Bilim dünyası ikiye bölündü: İnsan DNA’sında uzaylı izi


İnsan DNA’sında “uzaylı kökenli genetik eklemeler” bulunduğunu öne süren yeni bir çalışma, bilim dünyasında tartışma başlattı.
ABD merkezli DNA Resonance Research Foundation’ın kurucusu ve CEO’su Dr. Max Rempel, milyonlarca insanın genetik yapısında, ebeveynlerden gelmeyen “büyük DNA dizileri” tespit ettiklerini iddia etti.
Henüz hakem değerlendirmesinden geçmeyen çalışmada, bin Genom Projesi’nden seçilen 581 tam aile incelendi.
Rempel, 11 ailede ebeveynlerle eşleşmeyen geniş genetik bölgeler bulduğunu, bu bölgeler arasında 348 “ebeveyne ait olmayan” varyantın yer aldığını söyledi.
Bu varyantların bazılarının 1990 öncesi doğan çocuklarda görüldüğünü belirten Rempel, bu nedenle modern gen düzenleme tekniklerinin devre dışı bırakıldığını ifade etti.
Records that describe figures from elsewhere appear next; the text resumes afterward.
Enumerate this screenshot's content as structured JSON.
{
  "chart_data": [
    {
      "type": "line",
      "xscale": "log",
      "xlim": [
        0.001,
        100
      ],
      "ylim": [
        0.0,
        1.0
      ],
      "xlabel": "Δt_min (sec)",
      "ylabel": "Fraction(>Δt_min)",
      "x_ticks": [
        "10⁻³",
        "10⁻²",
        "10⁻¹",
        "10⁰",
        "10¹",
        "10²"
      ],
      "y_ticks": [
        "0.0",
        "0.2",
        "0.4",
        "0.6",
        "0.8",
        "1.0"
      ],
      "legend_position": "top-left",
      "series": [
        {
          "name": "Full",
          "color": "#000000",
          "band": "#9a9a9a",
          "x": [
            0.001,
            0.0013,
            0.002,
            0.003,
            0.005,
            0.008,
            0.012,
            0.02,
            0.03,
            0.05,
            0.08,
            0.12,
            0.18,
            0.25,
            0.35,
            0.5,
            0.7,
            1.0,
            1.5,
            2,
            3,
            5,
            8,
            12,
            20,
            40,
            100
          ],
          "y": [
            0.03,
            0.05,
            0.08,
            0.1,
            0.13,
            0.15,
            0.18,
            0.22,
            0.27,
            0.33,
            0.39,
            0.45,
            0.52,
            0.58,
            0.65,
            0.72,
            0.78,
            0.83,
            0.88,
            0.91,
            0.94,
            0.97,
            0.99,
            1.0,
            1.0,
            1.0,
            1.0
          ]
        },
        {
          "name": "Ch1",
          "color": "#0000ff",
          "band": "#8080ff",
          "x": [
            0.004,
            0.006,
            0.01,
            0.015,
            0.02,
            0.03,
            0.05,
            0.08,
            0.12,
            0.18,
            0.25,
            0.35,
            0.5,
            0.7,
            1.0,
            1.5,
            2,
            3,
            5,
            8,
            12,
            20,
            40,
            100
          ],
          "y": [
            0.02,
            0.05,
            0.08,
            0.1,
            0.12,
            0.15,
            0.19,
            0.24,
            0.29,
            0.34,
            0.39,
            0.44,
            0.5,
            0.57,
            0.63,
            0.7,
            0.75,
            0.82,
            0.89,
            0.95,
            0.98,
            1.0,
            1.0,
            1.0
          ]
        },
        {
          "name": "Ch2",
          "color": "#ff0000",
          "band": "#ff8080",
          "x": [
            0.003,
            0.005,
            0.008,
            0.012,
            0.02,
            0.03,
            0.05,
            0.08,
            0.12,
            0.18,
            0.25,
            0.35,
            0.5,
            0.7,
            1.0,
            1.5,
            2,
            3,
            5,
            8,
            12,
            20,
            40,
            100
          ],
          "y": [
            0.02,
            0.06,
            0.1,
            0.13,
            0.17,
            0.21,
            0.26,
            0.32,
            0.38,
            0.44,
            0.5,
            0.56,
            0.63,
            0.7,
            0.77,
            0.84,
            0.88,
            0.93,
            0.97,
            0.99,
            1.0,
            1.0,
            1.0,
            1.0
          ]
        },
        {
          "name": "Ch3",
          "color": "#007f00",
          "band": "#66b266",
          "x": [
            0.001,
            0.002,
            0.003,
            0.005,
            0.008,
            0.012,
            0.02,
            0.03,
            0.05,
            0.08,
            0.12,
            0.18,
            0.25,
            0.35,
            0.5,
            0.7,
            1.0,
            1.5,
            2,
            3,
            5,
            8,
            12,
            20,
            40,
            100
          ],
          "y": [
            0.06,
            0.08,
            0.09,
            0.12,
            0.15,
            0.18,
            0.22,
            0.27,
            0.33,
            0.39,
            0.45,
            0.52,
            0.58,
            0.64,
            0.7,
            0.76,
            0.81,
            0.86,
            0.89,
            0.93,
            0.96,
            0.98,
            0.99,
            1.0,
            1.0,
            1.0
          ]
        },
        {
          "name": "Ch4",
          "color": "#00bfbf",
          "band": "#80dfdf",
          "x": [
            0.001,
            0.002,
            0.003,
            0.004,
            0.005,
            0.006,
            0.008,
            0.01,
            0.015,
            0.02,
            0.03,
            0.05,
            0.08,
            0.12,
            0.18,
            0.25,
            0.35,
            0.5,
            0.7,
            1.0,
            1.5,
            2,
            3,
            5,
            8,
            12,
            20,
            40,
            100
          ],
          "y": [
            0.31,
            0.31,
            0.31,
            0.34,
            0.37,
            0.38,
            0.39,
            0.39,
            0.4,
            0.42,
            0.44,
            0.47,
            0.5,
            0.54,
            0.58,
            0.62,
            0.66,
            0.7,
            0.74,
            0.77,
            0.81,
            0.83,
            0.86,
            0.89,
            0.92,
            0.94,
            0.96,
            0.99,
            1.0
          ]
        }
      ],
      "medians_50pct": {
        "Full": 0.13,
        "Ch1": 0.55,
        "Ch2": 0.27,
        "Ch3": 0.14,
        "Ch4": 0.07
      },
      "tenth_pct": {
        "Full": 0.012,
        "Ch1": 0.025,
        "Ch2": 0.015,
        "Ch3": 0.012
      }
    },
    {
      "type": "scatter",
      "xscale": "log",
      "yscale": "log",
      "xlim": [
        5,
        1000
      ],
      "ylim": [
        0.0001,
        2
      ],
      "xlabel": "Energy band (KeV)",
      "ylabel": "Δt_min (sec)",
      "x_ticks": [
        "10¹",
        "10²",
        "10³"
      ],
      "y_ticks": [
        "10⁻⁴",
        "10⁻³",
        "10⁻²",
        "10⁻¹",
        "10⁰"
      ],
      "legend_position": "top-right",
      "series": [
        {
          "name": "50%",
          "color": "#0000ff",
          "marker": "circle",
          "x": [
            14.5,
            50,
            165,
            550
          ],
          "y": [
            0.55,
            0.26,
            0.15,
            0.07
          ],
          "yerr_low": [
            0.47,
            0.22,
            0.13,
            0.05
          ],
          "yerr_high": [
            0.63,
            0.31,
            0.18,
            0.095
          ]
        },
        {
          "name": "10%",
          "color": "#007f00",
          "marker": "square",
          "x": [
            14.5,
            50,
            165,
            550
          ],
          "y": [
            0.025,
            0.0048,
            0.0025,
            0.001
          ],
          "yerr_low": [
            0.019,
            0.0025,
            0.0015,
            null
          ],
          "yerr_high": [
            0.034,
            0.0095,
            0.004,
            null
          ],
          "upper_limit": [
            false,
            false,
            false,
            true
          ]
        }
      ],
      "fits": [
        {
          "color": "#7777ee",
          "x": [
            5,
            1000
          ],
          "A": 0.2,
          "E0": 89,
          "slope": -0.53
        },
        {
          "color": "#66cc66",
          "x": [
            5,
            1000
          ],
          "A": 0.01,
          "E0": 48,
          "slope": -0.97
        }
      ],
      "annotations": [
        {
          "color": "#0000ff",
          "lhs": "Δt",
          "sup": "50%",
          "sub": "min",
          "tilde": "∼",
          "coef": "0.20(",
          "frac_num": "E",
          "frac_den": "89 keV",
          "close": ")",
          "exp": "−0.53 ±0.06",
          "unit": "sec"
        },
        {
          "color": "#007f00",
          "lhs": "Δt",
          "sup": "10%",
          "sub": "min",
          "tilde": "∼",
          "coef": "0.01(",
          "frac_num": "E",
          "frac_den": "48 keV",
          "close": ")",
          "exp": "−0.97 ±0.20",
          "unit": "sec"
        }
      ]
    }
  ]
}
KİMLERDE UZAYLI DNA’SI OLABİLİR?
Rempel, “Bu bulgular ön araştırma niteliğinde. Daha iyi veri setlerine ihtiyaç var ve bunlara erişim onayla oluyor. Bu da zaman ve emek gerektiriyor” dedi.
Ancak eğer doğrulanırsa, insanların hangi bireylerin “uzaylı DNA’sı” taşıdığını saptayabileceğini ve “melezleri” tanımlamanın mümkün olabileceğini ileri sürdü.
Araştırmacının hipotezi, UFO meraklıları arasında uzun süredir dolaşan “insan-uzaylı melez” teorilerine de atıfta bulunuyor.
Örneğin Peru’daki “Nazca mumyaları” gibi iddialar, insan ve uzaylı DNA’sının bir arada bulunabileceğini öne sürüyor. Rempel’in çalışması kesinleşirse, bu tür iddialara “bilimsel dayanak” sağlayabileceği belirtiliyor.
TELEPATİ VE YENİ YETENEKLER
Rempel’e göre, ebeveyn-çocuk DNA’sı yüksek çözünürlüklü yöntemlerle analiz edilirse “uzaylı eklemeler” kesin olarak ortaya çıkarılabilir.
Böylece insanların telepati gibi alışılmadık yetenekler geliştirmiş olabileceği bile gösterilebilir.
Araştırmacı, çoğu kamu DNA veritabanının hücre kültürlerinden elde edilen eski veriler içerdiğini, kültürleme sürecinin genomik değişikliklere yol açabileceğini ve bu nedenle mevcut verilerin “kanıt” olarak kullanılamayacağını vurguladı.
ETİK SORULAR DA GÜNDEMDE
Eğer gerçekten insanlarda uzaylı DNA’sı tespit edilirse, bu kişilerin haklarının nasıl korunacağı sorusu da ortaya çıkıyor.
Rempel, otizm, ADHD ve Asperger gibi nöroçeşitlilik gösteren kişilerde bu eklemelerin daha sık görülebileceğini, ancak bunun tamamen spekülatif olduğunu dile getirdi.
Uzmanlar, gönüllü ailelerden DNA örnekleri toplayarak daha yüksek çözünürlüklü analizler yapmayı ve bu araştırmayı genişletmeyi planlıyor.